With a better appreciation for just how athletic/dangerous/crazy this event really is, I find myself in a shuttle back to our lodgings, considering Maurice Lacroix’s involvement as the Official Watch Partner for the Cliff Diving World Tour. Maurice Lacroix is a successful brand with a strong value statement and a number of really great watches, but I knew that before I knew of the existence of Red Bull Cliff Diving and the two seem like fairly disparate entities. There is no timing element to the dives and indeed the divers that are ambassadors for Maurice Lacroix (David Colturi, Artem Silchenko and Orlando Duque) do not wear their watches, Pontos S Extremes, while diving. So… why?
Watch brand sponsorships can seem puzzling but they are generally much more simple than you might think, if a bit abstract. Brands want to create connections with endeavors, events and people that might mirror their own philosophies and foster some shared coolness. It’s not always about a functional or practical connection. Consider Beyonce and Pepsi or Blackberry and the Petronas F1 team. While I’d wager that most watch nerds could explain what makes the Pontos S Extreme an interesting and cool watch, cliff diving doesn’t require that sort of an explanation.
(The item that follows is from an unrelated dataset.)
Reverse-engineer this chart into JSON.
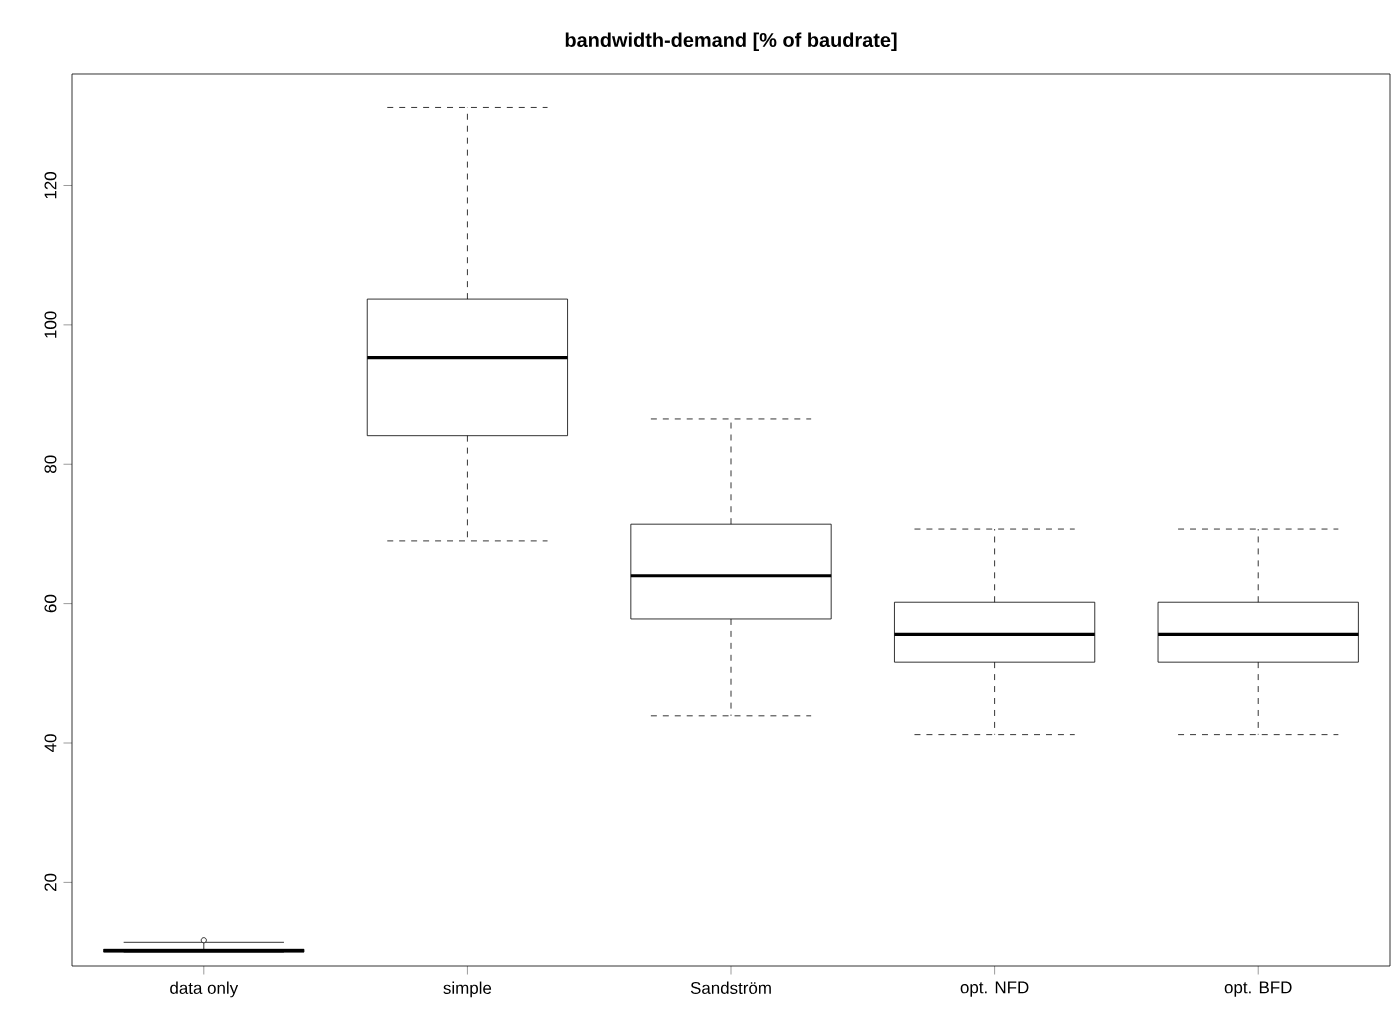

It’s an extreme sport that demands huge amounts of training, expertise, accuracy and talent. To put it more simply, at it’s core, cliff diving is Beyonce – spectacle, exceptional talent, aesthetic execution, and a world tour. Just as people and brands want to be involved with Beyonce, they want to be involved with Red Bull and that is why I think the Red Bull Cliff Diving partnership works for Maurice Lacroix and forms an effective connection for models like the Pontos S Extreme.
These sorts of events come in all shapes and sizes and the amount to which they directly feature watches varies greatly. As a watchnerd-turned-writer, the fringe benefit of these events is that I’m usually guaranteed a solid weekend of chatting about watches. Much to my pleasure, the assembled group was happy to talk watches, with Andre and I pushing the “ad nauseam” threshold.
For his age, Andre has owned an impressive list of high profile watches. His outlook on the hobby of watch collecting seemed to place more value in experiencing great watches rather than amassing that perfect collection. From Doxa to Rolex and Citizen to Casio, Andre is in it for the fun of wearing great watches and I can’t imagine him beating the addiction any time soon. Respect.
The balance of our stay at Possum Lake was spent attempting to to find respite from the heat while watching Saturday’s final dives. After the podium, where Maurice Lacroix ambassador Artem Silchenko took second place, the entire circus is torn down, packed up and sent on to the next stop on the tour, Serpent’s Layer at Inis Mor, Ireland. The seven-stop tour will circle the globe and push the divers to conquer some of the worlds most suicidal-looking cliffs.
Like that fateful moment when the Red Bull buzz inevitably wears off, I find myself on a bus back to Dallas with a collection of Red Bull staff and even a couple divers. Some are sleeping, some, like me, are just quietly watching the passing sun-dried scenery. With clichéd sentiments for this very paragraph already forming in my caffeine-addled mind, I try to get some sleep. Something about life, highs and lows, and not being afraid to jump – unless it’s really really high.